Für Aufsehen sorgte zuletzt auch der Fall der bekannten türkischen Singer und Songwriterin Değer Deniz. Die junge Künstlerin wurde am Abend des 5. Mai in ihrer Wohnung im Istanbuler Taksim-Viertel brutal ermordet. Zuvor hatte die Familie den ganzen Tag über vergeblich versucht, sie zu erreichen.

Der Leichnam von Değer Deniz wurde ausgerechnet von ihrem jüngeren Bruder entdeckt. Dieser hatte zuvor einen Schlosser bestellt, um in die Wohnung der Musikerin zu gelangen. Die Familie war bereits den ganzen Tag über in großer Sorge gewesen. Niemand konnte sie erreichen.
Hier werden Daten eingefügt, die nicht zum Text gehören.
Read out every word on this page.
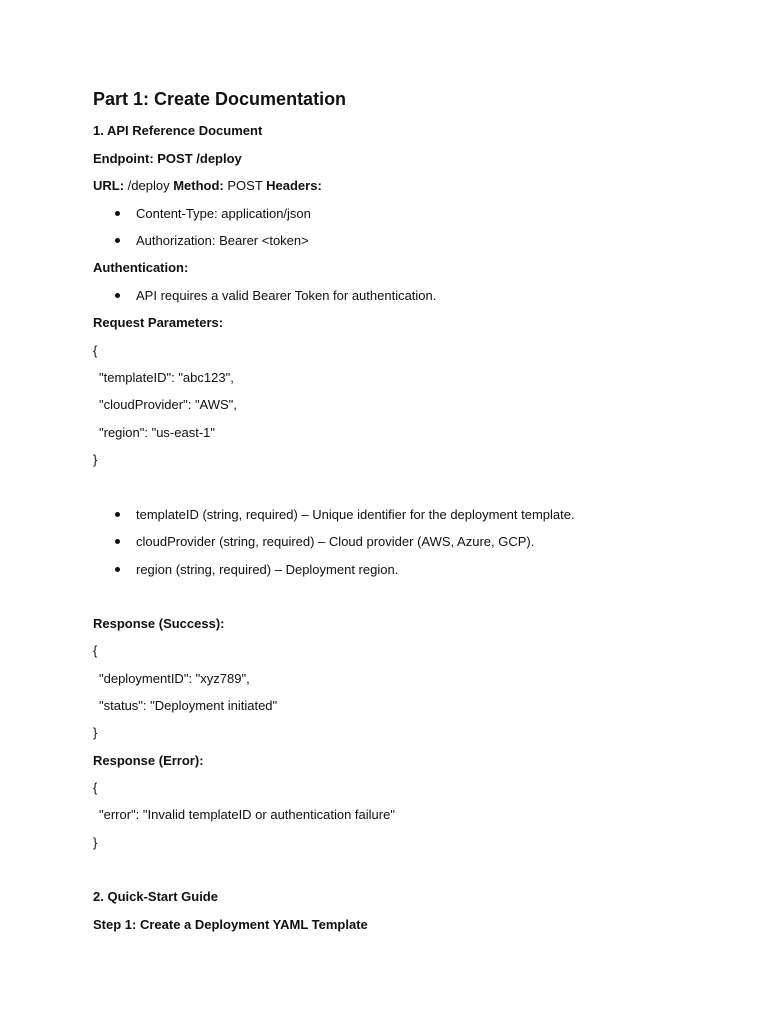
Part 1: Create Documentation
1. API Reference Document
Endpoint: POST /deploy
URL: /deploy Method: POST Headers:
Content-Type: application/json
Authorization: Bearer <token>
Authentication:
API requires a valid Bearer Token for authentication.
Request Parameters:
{
"templateID": "abc123",
"cloudProvider": "AWS",
"region": "us-east-1"
}
templateID (string, required) – Unique identifier for the deployment template.
cloudProvider (string, required) – Cloud provider (AWS, Azure, GCP).
region (string, required) – Deployment region.
Response (Success):
{
"deploymentID": "xyz789",
"status": "Deployment initiated"
}
Response (Error):
{
"error": "Invalid templateID or authentication failure"
}
2. Quick-Start Guide
Step 1: Create a Deployment YAML Template
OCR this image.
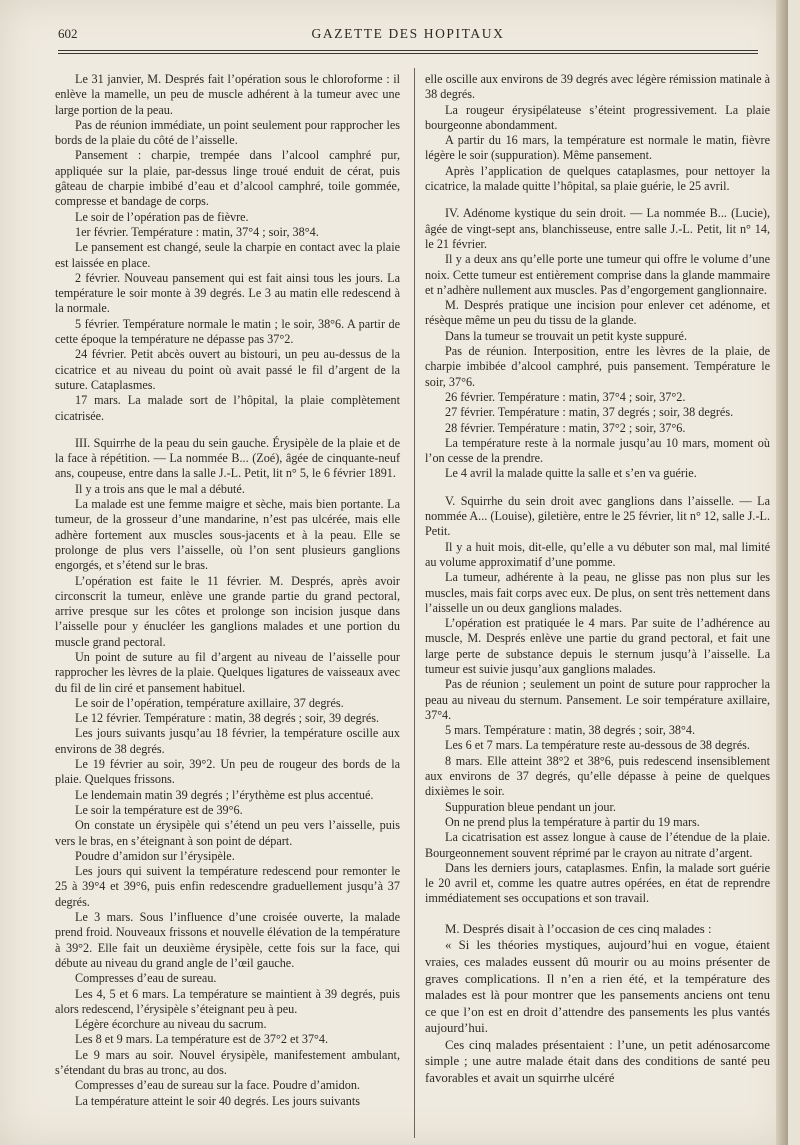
602	GAZETTE DES HOPITAUX

Le 31 janvier, M. Després fait l’opération sous le chloroforme : il enlève la mamelle, un peu de muscle adhérent à la tumeur avec une large portion de la peau.

Pas de réunion immédiate, un point seulement pour rapprocher les bords de la plaie du côté de l’aisselle.

Pansement : charpie, trempée dans l’alcool camphré pur, appliquée sur la plaie, par-dessus linge troué enduit de cérat, puis gâteau de charpie imbibé d’eau et d’alcool camphré, toile gommée, compresse et bandage de corps.

Le soir de l’opération pas de fièvre.

1er février. Température : matin, 37°4 ; soir, 38°4.

Le pansement est changé, seule la charpie en contact avec la plaie est laissée en place.

2 février. Nouveau pansement qui est fait ainsi tous les jours. La température le soir monte à 39 degrés. Le 3 au matin elle redescend à la normale.

5 février. Température normale le matin ; le soir, 38°6. A partir de cette époque la température ne dépasse pas 37°2.

24 février. Petit abcès ouvert au bistouri, un peu au-dessus de la cicatrice et au niveau du point où avait passé le fil d’argent de la suture. Cataplasmes.

17 mars. La malade sort de l’hôpital, la plaie complètement cicatrisée.

III. Squirrhe de la peau du sein gauche. Érysipèle de la plaie et de la face à répétition. — La nommée B... (Zoé), âgée de cinquante-neuf ans, coupeuse, entre dans la salle J.-L. Petit, lit n° 5, le 6 février 1891.

Il y a trois ans que le mal a débuté.

La malade est une femme maigre et sèche, mais bien portante. La tumeur, de la grosseur d’une mandarine, n’est pas ulcérée, mais elle adhère fortement aux muscles sous-jacents et à la peau. Elle se prolonge de plus vers l’aisselle, où l’on sent plusieurs ganglions engorgés, et s’étend sur le bras.

L’opération est faite le 11 février. M. Després, après avoir circonscrit la tumeur, enlève une grande partie du grand pectoral, arrive presque sur les côtes et prolonge son incision jusque dans l’aisselle pour y énucléer les ganglions malades et une portion du muscle grand pectoral.

Un point de suture au fil d’argent au niveau de l’aisselle pour rapprocher les lèvres de la plaie. Quelques ligatures de vaisseaux avec du fil de lin ciré et pansement habituel.

Le soir de l’opération, température axillaire, 37 degrés.

Le 12 février. Température : matin, 38 degrés ; soir, 39 degrés.

Les jours suivants jusqu’au 18 février, la température oscille aux environs de 38 degrés.

Le 19 février au soir, 39°2. Un peu de rougeur des bords de la plaie. Quelques frissons.

Le lendemain matin 39 degrés ; l’érythème est plus accentué.

Le soir la température est de 39°6.

On constate un érysipèle qui s’étend un peu vers l’aisselle, puis vers le bras, en s’éteignant à son point de départ.

Poudre d’amidon sur l’érysipèle.

Les jours qui suivent la température redescend pour remonter le 25 à 39°4 et 39°6, puis enfin redescendre graduellement jusqu’à 37 degrés.

Le 3 mars. Sous l’influence d’une croisée ouverte, la malade prend froid. Nouveaux frissons et nouvelle élévation de la température à 39°2. Elle fait un deuxième érysipèle, cette fois sur la face, qui débute au niveau du grand angle de l’œil gauche.

Compresses d’eau de sureau.

Les 4, 5 et 6 mars. La température se maintient à 39 degrés, puis alors redescend, l’érysipèle s’éteignant peu à peu.

Légère écorchure au niveau du sacrum.

Les 8 et 9 mars. La température est de 37°2 et 37°4.

Le 9 mars au soir. Nouvel érysipèle, manifestement ambulant, s’étendant du bras au tronc, au dos.

Compresses d’eau de sureau sur la face. Poudre d’amidon.

La température atteint le soir 40 degrés. Les jours suivants

elle oscille aux environs de 39 degrés avec légère rémission matinale à 38 degrés.

La rougeur érysipélateuse s’éteint progressivement. La plaie bourgeonne abondamment.

A partir du 16 mars, la température est normale le matin, fièvre légère le soir (suppuration). Même pansement.

Après l’application de quelques cataplasmes, pour nettoyer la cicatrice, la malade quitte l’hôpital, sa plaie guérie, le 25 avril.

IV. Adénome kystique du sein droit. — La nommée B... (Lucie), âgée de vingt-sept ans, blanchisseuse, entre salle J.-L. Petit, lit n° 14, le 21 février.

Il y a deux ans qu’elle porte une tumeur qui offre le volume d’une noix. Cette tumeur est entièrement comprise dans la glande mammaire et n’adhère nullement aux muscles. Pas d’engorgement ganglionnaire.

M. Després pratique une incision pour enlever cet adénome, et résèque même un peu du tissu de la glande.

Dans la tumeur se trouvait un petit kyste suppuré.

Pas de réunion. Interposition, entre les lèvres de la plaie, de charpie imbibée d’alcool camphré, puis pansement. Température le soir, 37°6.

26 février. Température : matin, 37°4 ; soir, 37°2.

27 février. Température : matin, 37 degrés ; soir, 38 degrés.

28 février. Température : matin, 37°2 ; soir, 37°6.

La température reste à la normale jusqu’au 10 mars, moment où l’on cesse de la prendre.

Le 4 avril la malade quitte la salle et s’en va guérie.

V. Squirrhe du sein droit avec ganglions dans l’aisselle. — La nommée A... (Louise), giletière, entre le 25 février, lit n° 12, salle J.-L. Petit.

Il y a huit mois, dit-elle, qu’elle a vu débuter son mal, mal limité au volume approximatif d’une pomme.

La tumeur, adhérente à la peau, ne glisse pas non plus sur les muscles, mais fait corps avec eux. De plus, on sent très nettement dans l’aisselle un ou deux ganglions malades.

L’opération est pratiquée le 4 mars. Par suite de l’adhérence au muscle, M. Després enlève une partie du grand pectoral, et fait une large perte de substance depuis le sternum jusqu’à l’aisselle. La tumeur est suivie jusqu’aux ganglions malades.

Pas de réunion ; seulement un point de suture pour rapprocher la peau au niveau du sternum. Pansement. Le soir température axillaire, 37°4.

5 mars. Température : matin, 38 degrés ; soir, 38°4.

Les 6 et 7 mars. La température reste au-dessous de 38 degrés.

8 mars. Elle atteint 38°2 et 38°6, puis redescend insensiblement aux environs de 37 degrés, qu’elle dépasse à peine de quelques dixièmes le soir.

Suppuration bleue pendant un jour.

On ne prend plus la température à partir du 19 mars.

La cicatrisation est assez longue à cause de l’étendue de la plaie. Bourgeonnement souvent réprimé par le crayon au nitrate d’argent.

Dans les derniers jours, cataplasmes. Enfin, la malade sort guérie le 20 avril et, comme les quatre autres opérées, en état de reprendre immédiatement ses occupations et son travail.

M. Després disait à l’occasion de ces cinq malades :

« Si les théories mystiques, aujourd’hui en vogue, étaient vraies, ces malades eussent dû mourir ou au moins présenter de graves complications. Il n’en a rien été, et la température des malades est là pour montrer que les pansements anciens ont tenu ce que l’on est en droit d’attendre des pansements les plus vantés aujourd’hui.

Ces cinq malades présentaient : l’une, un petit adénosarcome simple ; une autre malade était dans des conditions de santé peu favorables et avait un squirrhe ulcéré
Deniz’ Bruder haben nach dem grausigen Fund sofort die Polizei verständigt, berichtet die türkische Zeitung Hürriyet. Demnach soll die junge Frau mit dem Riemen ihrer Tasche erwürgt worden sein. Ihre Hände seien mit dem Kabel eines Handy-Ladegeräts gefesselt gewesen. Die 39-Jährige veröffentlichte 2012 ihr letztes Album. Sie komponierte Songs für TV-Dramen und trat zuletzt an verschiedenen Orten in Istanbul auf. Ihre Liebe galt gleich mehreren Genres, darunter Alternative Progressive Rock und Trip Hop. Nach einer Autopsie wurde sie am 6. Mai bestattet.

Ersten Ergebnissenn der polizeilichen Ermittlungen zufolge hat die Sängerin ihren Täter wohl ebenfalls gekannt. Die Beamten konnten keine Einbruchsspuren feststellen. Gestohlen worden sein soll ebenfalls nichts. Alles deute darauf hin, dass sie dem Täter selbst die Türe geöffnet habe. Die Ermittlungen dauerten jedoch an, so das Blatt weiter. Derzeit würden der Computer und das Handy der Toten ausgewertet.